Like Manuel, King also won the 100m race in her discipline. King also won both events in the 2017 world championships and won the 100m in the 2016 Olympics but was denied a shot at a breakthrough in the 200m after being disqualified in the preliminary heats.
Jay Litherland took a surprising silver in the men’s 400m individual medley, in which top American Chase Kalisz failed to qualify two years after setting the championship record in the event. Litherland, a bronze medalist in the 4x200m freestyle relay in 2017, was 3.34 seconds behind Japanese favorite Daiya Seto heading into the freestyle leg but closed to within 0.27 seconds at the finish.
“I can’t explain it,” Litherland said. “That was a fun race.”
In the first final of the evening, South Africa’s Zane Waddell, who swims at the University of Alabama and won an NCAA title this year in the men’s 4x50m medley relay, stunned the Russian and American favorites in a tightly bunched finish in the men’s 50m backstroke.

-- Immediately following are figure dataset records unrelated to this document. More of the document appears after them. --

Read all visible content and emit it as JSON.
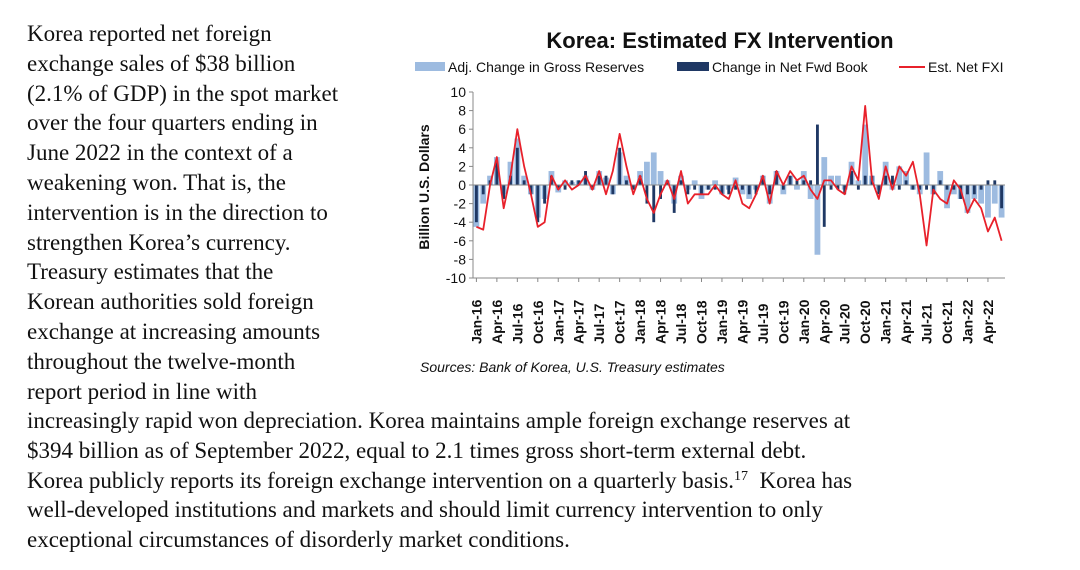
{
  "document": {
    "left_lines": [
      "Korea reported net foreign",
      "exchange sales of $38 billion",
      "(2.1% of GDP) in the spot market",
      "over the four quarters ending in",
      "June 2022 in the context of a",
      "weakening won.  That is, the",
      "intervention is in the direction to",
      "strengthen Korea’s currency.",
      "Treasury estimates that the",
      "Korean authorities sold foreign",
      "exchange at increasing amounts",
      "throughout the twelve-month",
      "report period in line with"
    ],
    "full_lines": [
      "increasingly rapid won depreciation.  Korea maintains ample foreign exchange reserves at",
      "$394 billion as of September 2022, equal to 2.1 times gross short-term external debt.",
      "Korea publicly reports its foreign exchange intervention on a quarterly basis.",
      "well-developed institutions and markets and should limit currency intervention to only",
      "exceptional circumstances of disorderly market conditions."
    ],
    "footnote_marker": "17",
    "line3_tail": "  Korea has"
  },
  "chart_data": {
    "type": "bar",
    "title": "Korea: Estimated FX Intervention",
    "ylabel": "Billion U.S. Dollars",
    "ylim": [
      -10,
      10
    ],
    "yticks": [
      10,
      8,
      6,
      4,
      2,
      0,
      -2,
      -4,
      -6,
      -8,
      -10
    ],
    "source": "Sources: Bank of Korea, U.S. Treasury estimates",
    "legend_position": "top",
    "x_tick_labels": [
      "Jan-16",
      "Apr-16",
      "Jul-16",
      "Oct-16",
      "Jan-17",
      "Apr-17",
      "Jul-17",
      "Oct-17",
      "Jan-18",
      "Apr-18",
      "Jul-18",
      "Oct-18",
      "Jan-19",
      "Apr-19",
      "Jul-19",
      "Oct-19",
      "Jan-20",
      "Apr-20",
      "Jul-20",
      "Oct-20",
      "Jan-21",
      "Apr-21",
      "Jul-21",
      "Oct-21",
      "Jan-22",
      "Apr-22"
    ],
    "x": [
      "Jan-16",
      "Feb-16",
      "Mar-16",
      "Apr-16",
      "May-16",
      "Jun-16",
      "Jul-16",
      "Aug-16",
      "Sep-16",
      "Oct-16",
      "Nov-16",
      "Dec-16",
      "Jan-17",
      "Feb-17",
      "Mar-17",
      "Apr-17",
      "May-17",
      "Jun-17",
      "Jul-17",
      "Aug-17",
      "Sep-17",
      "Oct-17",
      "Nov-17",
      "Dec-17",
      "Jan-18",
      "Feb-18",
      "Mar-18",
      "Apr-18",
      "May-18",
      "Jun-18",
      "Jul-18",
      "Aug-18",
      "Sep-18",
      "Oct-18",
      "Nov-18",
      "Dec-18",
      "Jan-19",
      "Feb-19",
      "Mar-19",
      "Apr-19",
      "May-19",
      "Jun-19",
      "Jul-19",
      "Aug-19",
      "Sep-19",
      "Oct-19",
      "Nov-19",
      "Dec-19",
      "Jan-20",
      "Feb-20",
      "Mar-20",
      "Apr-20",
      "May-20",
      "Jun-20",
      "Jul-20",
      "Aug-20",
      "Sep-20",
      "Oct-20",
      "Nov-20",
      "Dec-20",
      "Jan-21",
      "Feb-21",
      "Mar-21",
      "Apr-21",
      "May-21",
      "Jun-21",
      "Jul-21",
      "Aug-21",
      "Sep-21",
      "Oct-21",
      "Nov-21",
      "Dec-21",
      "Jan-22",
      "Feb-22",
      "Mar-22",
      "Apr-22",
      "May-22",
      "Jun-22"
    ],
    "series": [
      {
        "name": "Adj. Change in Gross Reserves",
        "kind": "bar",
        "color": "#9dbbe0",
        "values": [
          -4.5,
          -2.0,
          1.0,
          3.0,
          -1.0,
          2.5,
          5.0,
          1.0,
          -1.0,
          -3.5,
          -1.5,
          1.5,
          -0.8,
          0.5,
          0.3,
          0.5,
          1.0,
          -0.5,
          1.5,
          0.8,
          -1.0,
          3.5,
          1.0,
          -0.5,
          1.5,
          2.5,
          3.5,
          1.5,
          0.5,
          -2.0,
          1.0,
          -0.5,
          0.5,
          -1.5,
          -0.5,
          0.5,
          -1.0,
          -0.5,
          0.8,
          -1.0,
          -1.5,
          -0.5,
          1.0,
          -2.0,
          1.5,
          -1.0,
          1.0,
          -0.5,
          1.5,
          -1.5,
          -7.5,
          3.0,
          1.0,
          1.0,
          -0.5,
          2.5,
          0.5,
          6.5,
          1.0,
          -0.5,
          2.5,
          -0.5,
          2.0,
          1.5,
          -0.5,
          -1.0,
          3.5,
          -1.0,
          1.5,
          -2.5,
          -1.0,
          -1.5,
          -3.0,
          -1.5,
          -2.0,
          -3.5,
          -2.0,
          -3.5
        ]
      },
      {
        "name": "Change in Net Fwd Book",
        "kind": "bar",
        "color": "#1f3864",
        "values": [
          -4.0,
          -1.0,
          0.5,
          2.5,
          -1.5,
          1.0,
          4.0,
          0.5,
          -1.0,
          -4.0,
          -2.0,
          1.0,
          -0.5,
          -0.5,
          0.5,
          0.5,
          1.5,
          -0.5,
          1.0,
          1.0,
          -1.0,
          4.0,
          0.5,
          -0.5,
          1.0,
          -2.0,
          -4.0,
          -1.5,
          0.5,
          -3.0,
          0.5,
          -1.0,
          -0.5,
          -1.0,
          -0.5,
          -0.5,
          -1.0,
          -1.0,
          -0.5,
          -0.5,
          -1.0,
          -1.0,
          1.0,
          -1.0,
          1.5,
          -0.5,
          1.0,
          0.5,
          0.5,
          0.5,
          6.5,
          -4.5,
          -0.5,
          -0.5,
          -1.0,
          1.5,
          -0.5,
          1.0,
          1.0,
          -1.0,
          1.0,
          1.0,
          -0.5,
          0.5,
          -0.5,
          -0.5,
          -0.5,
          -1.0,
          0.5,
          -0.5,
          -0.5,
          -1.5,
          -1.0,
          -1.0,
          -0.5,
          0.5,
          0.5,
          -2.5
        ]
      },
      {
        "name": "Est. Net FXI",
        "kind": "line",
        "color": "#e8212b",
        "values": [
          -4.5,
          -4.8,
          0.0,
          3.0,
          -2.5,
          1.0,
          6.0,
          2.0,
          -1.0,
          -4.5,
          -4.0,
          1.0,
          -0.5,
          0.5,
          -0.5,
          0.0,
          1.0,
          -0.5,
          1.5,
          -1.0,
          1.5,
          5.5,
          2.0,
          -1.0,
          1.0,
          -1.5,
          -3.0,
          -1.0,
          0.5,
          -1.5,
          1.5,
          -2.0,
          -1.0,
          -1.0,
          -1.0,
          0.0,
          -1.0,
          -1.5,
          0.5,
          -2.0,
          -2.5,
          -1.0,
          1.0,
          -2.0,
          1.5,
          0.0,
          1.5,
          0.5,
          1.0,
          -0.5,
          -1.5,
          0.5,
          0.5,
          -0.5,
          -1.0,
          2.0,
          0.5,
          8.5,
          0.5,
          -1.5,
          2.0,
          -0.5,
          2.0,
          1.0,
          2.5,
          -1.0,
          -6.5,
          -0.5,
          -1.5,
          -2.0,
          0.5,
          -0.5,
          -3.0,
          -1.5,
          -2.5,
          -5.0,
          -3.5,
          -6.0
        ]
      }
    ]
  }
}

Waddell finished in 24.43, just ahead of Evgeny Rylov (24.49) and world record-holder Kliment Kolesnikov (24.51).
Murphy (24.53, fourth) won the 100m and 200m backstroke in the 2016 Olympics but has never claimed an individual world title. He took silver and bronze in 2017 and then silver in the 200m backstroke earlier this week.
Michael Andrew (24.58, fifth) has the unusual distinction of qualifying for the final in every 50m race of the week, though he was unable to crack the podium in any final.
“What was nice about not hitting every mark was the motivation it gives me going into Tokyo,” Andrew said.
Germany’s Florian Wellbrock won the men’s 1,500m freestyle in 14:36.54. No U.S. swimmers qualified for the final.
Hungary’s “Iron Lady,” 30-year-old Katinka Hosszu completed a quadruple-double, winning the 400m individual medley title for the fourth straight time after doing the same in the 200m medley earlier in the week. U.S. swimmer Ally McHugh was sixth.
Hosszu also swept the medleys in the 2016 Olympics and won the 400m race back in 2009.
Swimming🏊 – Katinka Hosszú🇭🇺 became the first woman to win 5️⃣ gold medals in a specific event (women's 400m individual medley).
Other swimmers with large medal hauls in the championships included Australia’s Campbell (two individual medals, three from relays) and Ariarne Titmus (three individual, one relay), Russia’s Rylov (three individual, two relay) and Efimova (three individual), Great Britain’s Adam Peaty (two individual, two relay), and Canada’s Kylie Masse and Sydney Pickrem (two individual and one relay each).